Posted by Roger Neal on July 12, 2016 at 12:00 AM

Virtually all public entities have an elected board of directors, council or commissioners who enact the policies that the agency uses daily. Unfortunately, only a few elected officials think of risk management when making decisions. And when they do, it is usually after there has been a loss or when they have to pay their insurance premium. In fact, many think that their decisions only apply to a single department, not the entire organization.

When elected officials truly incorporate risk management as a way of conducting business, property claims are reduced, lawsuits don’t get filed against the agency, and employees are safer. When risk management is not a component of every decision, bad things can happen.
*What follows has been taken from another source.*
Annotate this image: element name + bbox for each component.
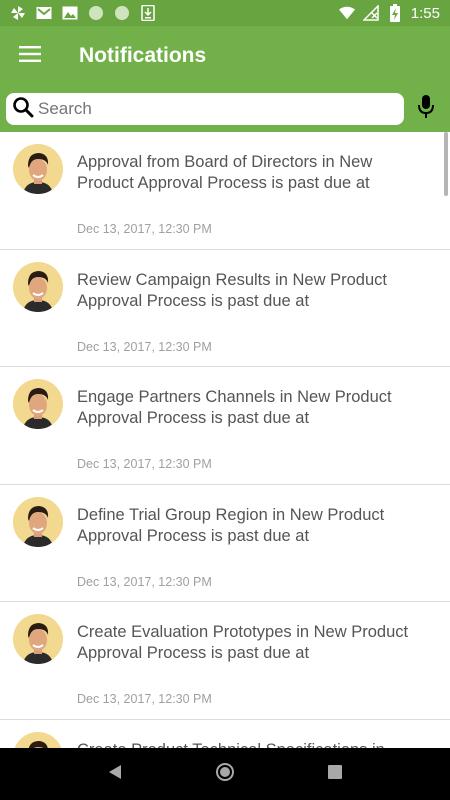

Public entities are vulnerable to many risks beyond the common, insurable losses such as property damage from fires, natural hazards, auto accidents, lawsuits, and workers’ compensation. Some of the non-tradtional risks are:

  • Loss of tax revenue
  • Responding to public records requests
  • Reduction in bond rating
  • Major employer leaving your municipality
  • Aging workforce
  • Replacement of specialized vehicles
  • Changes in weather and climate
  • Computer hacking or ransomware attack
  • Violation of the open public meetings act
  • Changes in statutes, and regulations

Do the elected understand these risks? Have they even identified with many of them? Probably not. Risk management is more than buying insurance.
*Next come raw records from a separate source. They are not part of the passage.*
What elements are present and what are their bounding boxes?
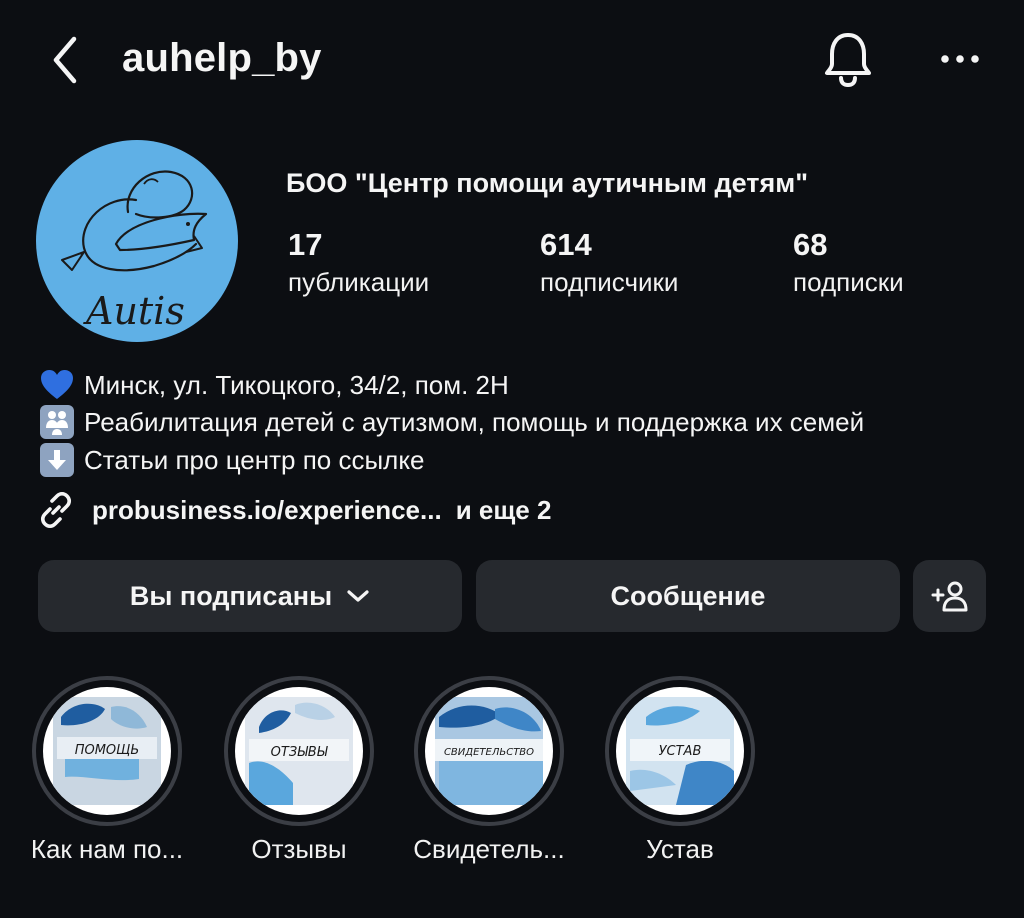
highlight-charter[interactable]: УСТАВ bbox=[605, 676, 755, 826]
bell-icon bbox=[825, 33, 871, 88]
bio-line-description: Реабилитация детей с аутизмом, помощь и … bbox=[40, 405, 864, 439]
stat-posts-label: публикации bbox=[288, 267, 430, 297]
bio-line-articles: Статьи про центр по ссылке bbox=[40, 443, 424, 477]
highlight-charter-cover-text: УСТАВ bbox=[659, 744, 702, 759]
bio-description-text: Реабилитация детей с аутизмом, помощь и … bbox=[84, 406, 865, 437]
stat-posts[interactable]: 17 публикации bbox=[288, 226, 429, 300]
highlight-help-cover-text: ПОМОЩЬ bbox=[75, 743, 140, 758]
avatar-fish-drawing: Autis bbox=[61, 170, 208, 333]
chevron-left-icon bbox=[53, 36, 77, 84]
highlight-reviews-cover: ОТЗЫВЫ bbox=[235, 687, 363, 815]
message-button[interactable]: Сообщение bbox=[476, 560, 900, 632]
following-button-label: Вы подписаны bbox=[129, 580, 333, 611]
highlight-charter-label: Устав bbox=[646, 834, 714, 864]
add-user-button[interactable] bbox=[913, 560, 986, 632]
stat-following[interactable]: 68 подписки bbox=[793, 226, 904, 300]
notifications-button[interactable] bbox=[818, 28, 878, 90]
highlight-reviews-label: Отзывы bbox=[251, 834, 347, 864]
highlight-help[interactable]: ПОМОЩЬ bbox=[32, 676, 182, 826]
stat-following-label: подписки bbox=[793, 267, 904, 297]
stat-followers-value: 614 bbox=[540, 227, 592, 262]
back-button[interactable] bbox=[40, 30, 90, 90]
bio-link-more: и еще 2 bbox=[455, 494, 552, 525]
avatar-text: Autis bbox=[83, 289, 185, 333]
stat-followers[interactable]: 614 подписчики bbox=[540, 226, 678, 300]
profile-avatar[interactable]: Autis bbox=[36, 140, 238, 342]
chevron-down-icon bbox=[347, 590, 369, 602]
stat-followers-label: подписчики bbox=[540, 267, 679, 297]
highlight-help-cover: ПОМОЩЬ bbox=[43, 687, 171, 815]
stat-following-value: 68 bbox=[793, 227, 828, 262]
following-button[interactable]: Вы подписаны bbox=[38, 560, 462, 632]
highlight-charter-cover: УСТАВ bbox=[616, 687, 744, 815]
link-icon bbox=[40, 491, 72, 529]
highlight-certificate-label: Свидетель... bbox=[413, 834, 565, 864]
highlight-certificate[interactable]: СВИДЕТЕЛЬСТВО bbox=[414, 676, 564, 826]
add-user-icon bbox=[931, 581, 967, 612]
down-arrow-icon bbox=[40, 443, 74, 477]
bio-line-address: Минск, ул. Тикоцкого, 34/2, пом. 2Н bbox=[40, 368, 509, 402]
bio-link[interactable]: probusiness.io/experience... и еще 2 bbox=[36, 490, 551, 530]
highlight-certificate-cover-text: СВИДЕТЕЛЬСТВО bbox=[444, 747, 534, 758]
family-icon bbox=[40, 405, 74, 439]
more-options-button[interactable] bbox=[930, 36, 990, 82]
blue-heart-icon bbox=[40, 368, 74, 402]
bio-articles-text: Статьи про центр по ссылке bbox=[84, 444, 425, 475]
message-button-label: Сообщение bbox=[610, 580, 766, 611]
highlight-help-label: Как нам по... bbox=[30, 834, 184, 864]
profile-username: auhelp_by bbox=[122, 36, 322, 80]
highlight-reviews-cover-text: ОТЗЫВЫ bbox=[271, 745, 329, 760]
highlight-reviews[interactable]: ОТЗЫВЫ bbox=[224, 676, 374, 826]
stat-posts-value: 17 bbox=[288, 227, 323, 262]
bio-link-text: probusiness.io/experience... bbox=[92, 494, 442, 525]
bio-address-text: Минск, ул. Тикоцкого, 34/2, пом. 2Н bbox=[84, 369, 509, 400]
profile-full-name: БОО "Центр помощи аутичным детям" bbox=[286, 168, 808, 198]
more-horizontal-icon bbox=[941, 55, 979, 63]
highlight-certificate-cover: СВИДЕТЕЛЬСТВО bbox=[425, 687, 553, 815]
So what can you do to help your elected officials transition into policymaking risk managers? Here are some suggestions:

  1. Incorporate risk management concepts into your staff reports. Here’s an example. Your entity is sponsoring an event that will include a bounce house. Your staff report could include something like, “Board, although many citizens consider bounce houses as safe activities, annually there are over 37,000 emergency room visits related to bounce houses. We can transfer the risk from the ABC agency, by hiring a vendor who will operate the bounce house and meet our insurance requirements.”
  2. Use facts. Elected officials make fact-based decisions.
  3. Provide training for elected officials on their roles and responsibilities, budget process, and employment practices. All are probably different than what the elected are used to in the private sector.
  4. When the council, board or commission proposes a course of action, ask, “What are the risks?” and then lead them through a quick risk identification discussion; or “How can we reduce the risks?” which gives you the opportunity to talk about loss prevention. Always try to phrase things in a positive tone that the elected will relate to. In the bounce house example, you could say, “Council, this is about the kids having a fun and safe activity” which will resonate well with the elected. Remember they are always seeking public approval.
  5. For staff reports where action is requested, attach the risk management matrix. The report should identify those high risk/low frequency, high risk/high frequency events. And offer solutions, other than “No we can’t do that.”
  6. Finally, and this is critical, treat all elected with respect and don’t play favorites.